Friday, December 7

How to become a bad salesman - write an article for The News

Bought The Portsmouth News this week and had a casual browse until I reached 'The Peoples Champion' page, written by a Richard Thomson. Across the page were the words 'Be wary of the boasts of solar panel salesman...'.
Ah, sounds interesting I thought, there are some cowboys out there that deliberately paint a distorted picture of solar panels. Looks like this is going to be an in depth article giving good advice.

The question asked by the home owner writing to the newspaper was whether a pushy salesman is correct in stating that the home owner could save over a £1,000 a year.

Instead of answering the question, the reporter then made his own 'bad salesman' pitch with statements that in total were just as distorted as the one the home owner was worried about.

Points made (in bold) were:

They produce clean energy
Something correct. Well almost. They don't actually produce energy, they convert one form of energy (photons/electromagnetic radiation) to another (electrons moving in a cable). A coal fired power station does produce energy, the coal has unrealised potential energy that was stored by plants from sunlight millions of years ago and it is released as heat energy by the power station (inefficiently as it turns out).

They are superficially attractive
Beauty is in the eye of the beholder. Many things are often superficially attractive. An Aunt Sally I think.

They are remarkably inefficient
By what standard?
A coal fired power station is approximately 30% efficient. Solar PV panels range from 15% to 30%.
The big difference, apart from having hugely different carbon footprints, is that with the application of science solar panels have the potential to be much more efficient, but you can't squeeze more electricity out of a coal fired power station, science says that most of the embedded energy in coal never gets realised.

The electricity can't be stored
Yes it can. Electric cars have batteries that store energy, we have large pumped energy storage systems in the UK that store energy from the grid and a local company in Hampshire is developing a very promising energy storage system, specifically designed to work cheaply with renewable energy.

What you can sell back is largely dependent on the weather.
 It isn't relevant to the overall system performance. The home owner only has to be concerned about the performance over a number of years and the return they get both in energy and finances. It is up to the grid operators and energy companies to worry about variability and how to deal with it, whether that is via storage, better grid tech etc.

They work best in direct sunlight, don't work at night etc.
Yes indeed, but does stating the obvious actually help here?
Variability isn't the issue, the issues are cutting CO2 emissions, reducing energy bills and pay back.

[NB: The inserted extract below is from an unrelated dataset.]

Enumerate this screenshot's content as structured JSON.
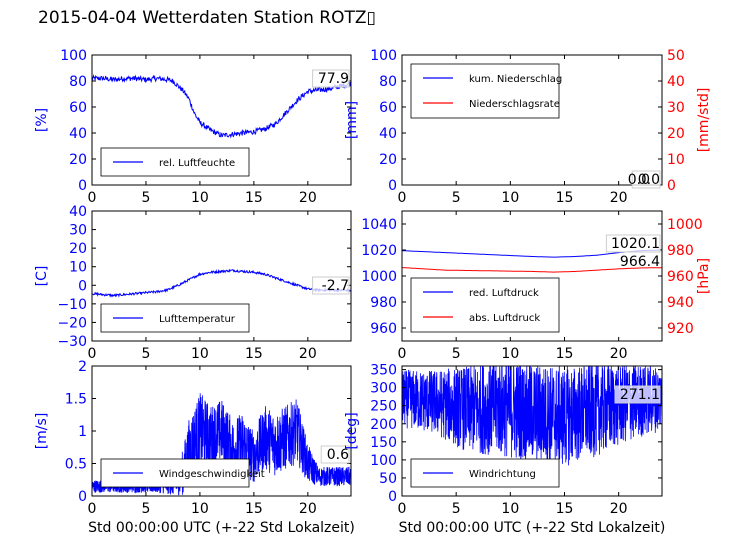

You'll probably be at work in the summer when you make savings
 Does this matter?
The energy produced is sold to the energy company, in fact the company the person is working at would probably be using some of it. The home owner benefits, so this is another Aunt Sally. The result is nothing.

Feed in tariffs have changed
This is about as close the reporter gets to answering the question!
But fails to do any supporting analysis. The reality is that photovoltaic panel prices have tumbled and are predicted to continue to fall.

The capital costs take over 15 years to recover
But you don't pay for the electricity generated by the panels!
It's always a silly argument that puts emphasis on initial costs rather then ongoing costs.
So 'capital' costs of solar PV are currently high but rapidly reducing, but for a fuel like gas you have to pay every day for as long as gas is available and gas prices will likely fluctuate as we are victim of overseas disturbances and politics. Pay a known fixed price today, or gamble on the future?
Really the issue is CO2 emissions, gas emissions are about 500gCO2 per kwh whilst solar panels are about 50gCO2 per kwh.

What have we learnt here?
Well Mr Thomson didn't appear to answer the question he was asked but instead appears to have ranted a personal opinion in a newspaper. The whole point of renewable energy is to cut carbon emissions and to actually get people used to the fact that the only secure energy we have is from the Sun and Moon (tidal energy) which are variable (obviously).

Another point of course is that much of the time the solar panels are effectively reducing the load a house has on the main grid. eg. when the Sun is out, the grid will 'see' the home with a the panels as using less electricity. It's no different to someone switching on the kettle or turning on the a heater, it changes the load on the grid. but with solar panels it's like turning things off rather than on. In both cases, the grid has to cope.

The article was only available in the print version of the newspaper.